Era interessata a comprendere i fatti della storia ebraica europea in relazione ai non ebrei tra i quali vivevano, specialmente i tedeschi. Si è prestata al compito con un atteggiamento rigorosamente spassionato, sebbene sia stato il pauroso culmine dell’antisemitismo razziale nella sua nativa Germania a spingerla ad affrontare l’argomento e a indagare sulle precise cause storiche dell’odio verso gli ebrei. Non giustificando in alcun modo l’odio, Hannah Arendt notò la rilevanza degli ebrei che spesso si segregano moralmente, culturalmente e linguisticamente, dice Levit, “al fine di preservare la propria identità, non condizionata da influenze esterne”. Più precisamente, secondo Levit, Hannah Arendt riconobbe la “tradizione ebraica di un antagonismo spesso violento con cristiani e gentili”.
Niente di tutto questo piacque ai sionisti, ma furono gli articoli di Arendt sul New Yorker sul processo di Israele a Gerusalemme del pianificatore dell’Olocausto nazista Adolph Eichmann nel 1961 che portò a quella che Levit chiama la “scomunica virtuale in Israele” di Hannah Arendt. I suoi resoconti, e il libro che ne è nato, hanno criticato gli aspetti propagandistici nella conduzione del “processo farsa” ed analizzato la cooperazione immorale di alcuni leader ebrei con i nazisti nell’attuazione della “soluzione finale”.
La blasfemia della Arendt contro i sacrosanti principi del sionismo è illustrata dal racconto del suo litigio con il suo vecchio amico Gershom Scholem, un eminente studioso israeliano di misticismo ebraico. Questi la accusò pubblicamente di non amare il popolo ebraico. La nota risposta fu: “Hai perfettamente ragione, non sono mossa da nessun ‘amore’ di questo tipo. Non ho mai “amato” in vita mia nessun popolo o società, né il popolo tedesco, né i francesi, né gli americani, né la classe operaia o qualcosa di simile. Amo davvero “solo” i miei amici e l’unico tipo di amore che conosco e in cui credo è l’amore per le persone. Non amo gli ebrei, né credo in loro: semplicemente appartengo a loro come una cosa scontata, al di là di ogni controversia o discussione.”

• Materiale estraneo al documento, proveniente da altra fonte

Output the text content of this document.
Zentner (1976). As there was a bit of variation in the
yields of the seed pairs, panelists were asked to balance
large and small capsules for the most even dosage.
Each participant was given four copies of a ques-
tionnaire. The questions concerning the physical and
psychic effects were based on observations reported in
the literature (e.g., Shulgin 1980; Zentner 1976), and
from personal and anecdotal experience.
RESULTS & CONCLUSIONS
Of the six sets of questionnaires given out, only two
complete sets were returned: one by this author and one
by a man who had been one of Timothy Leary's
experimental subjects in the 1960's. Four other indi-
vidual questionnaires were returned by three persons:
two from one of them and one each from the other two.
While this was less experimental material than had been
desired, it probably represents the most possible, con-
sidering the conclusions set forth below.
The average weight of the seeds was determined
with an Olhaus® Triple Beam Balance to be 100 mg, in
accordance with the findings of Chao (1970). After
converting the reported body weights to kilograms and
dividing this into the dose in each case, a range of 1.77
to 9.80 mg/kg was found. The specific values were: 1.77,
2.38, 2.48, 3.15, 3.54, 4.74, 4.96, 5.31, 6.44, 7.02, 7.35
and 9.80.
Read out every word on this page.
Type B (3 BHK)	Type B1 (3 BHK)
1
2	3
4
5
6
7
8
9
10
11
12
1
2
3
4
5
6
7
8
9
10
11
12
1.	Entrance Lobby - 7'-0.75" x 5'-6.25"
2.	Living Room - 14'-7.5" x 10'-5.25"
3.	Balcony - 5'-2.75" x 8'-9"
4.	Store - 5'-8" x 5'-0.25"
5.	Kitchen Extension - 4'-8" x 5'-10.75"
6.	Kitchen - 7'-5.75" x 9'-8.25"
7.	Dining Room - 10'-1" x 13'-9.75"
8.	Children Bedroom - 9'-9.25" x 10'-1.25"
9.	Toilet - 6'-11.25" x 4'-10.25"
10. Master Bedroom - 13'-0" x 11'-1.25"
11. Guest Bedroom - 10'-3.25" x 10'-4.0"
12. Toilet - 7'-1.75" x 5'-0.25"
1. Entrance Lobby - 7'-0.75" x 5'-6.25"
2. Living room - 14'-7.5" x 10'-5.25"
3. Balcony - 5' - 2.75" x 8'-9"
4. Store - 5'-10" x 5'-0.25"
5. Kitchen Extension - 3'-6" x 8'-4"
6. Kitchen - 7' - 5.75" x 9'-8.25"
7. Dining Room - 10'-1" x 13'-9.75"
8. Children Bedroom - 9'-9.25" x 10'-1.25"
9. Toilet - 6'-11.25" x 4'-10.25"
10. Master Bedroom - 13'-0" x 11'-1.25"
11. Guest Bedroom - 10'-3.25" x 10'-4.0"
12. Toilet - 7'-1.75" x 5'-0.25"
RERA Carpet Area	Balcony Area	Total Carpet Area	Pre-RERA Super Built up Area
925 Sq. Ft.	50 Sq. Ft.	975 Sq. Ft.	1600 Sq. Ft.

Quando l’icona sionista Golda Meir disse ad Arendt che non credeva in Dio ma nel popolo ebraico, Arendt, un’atea, sottolineò duramente che la grandezza del popolo ebraico proveniva dall’essere un popolo che credeva in Dio. Il suo libro seminale del 1963, “Eichmann a Gerusalemme: La banalità del male”, non è stato tradotto in ebraico per 36 anni.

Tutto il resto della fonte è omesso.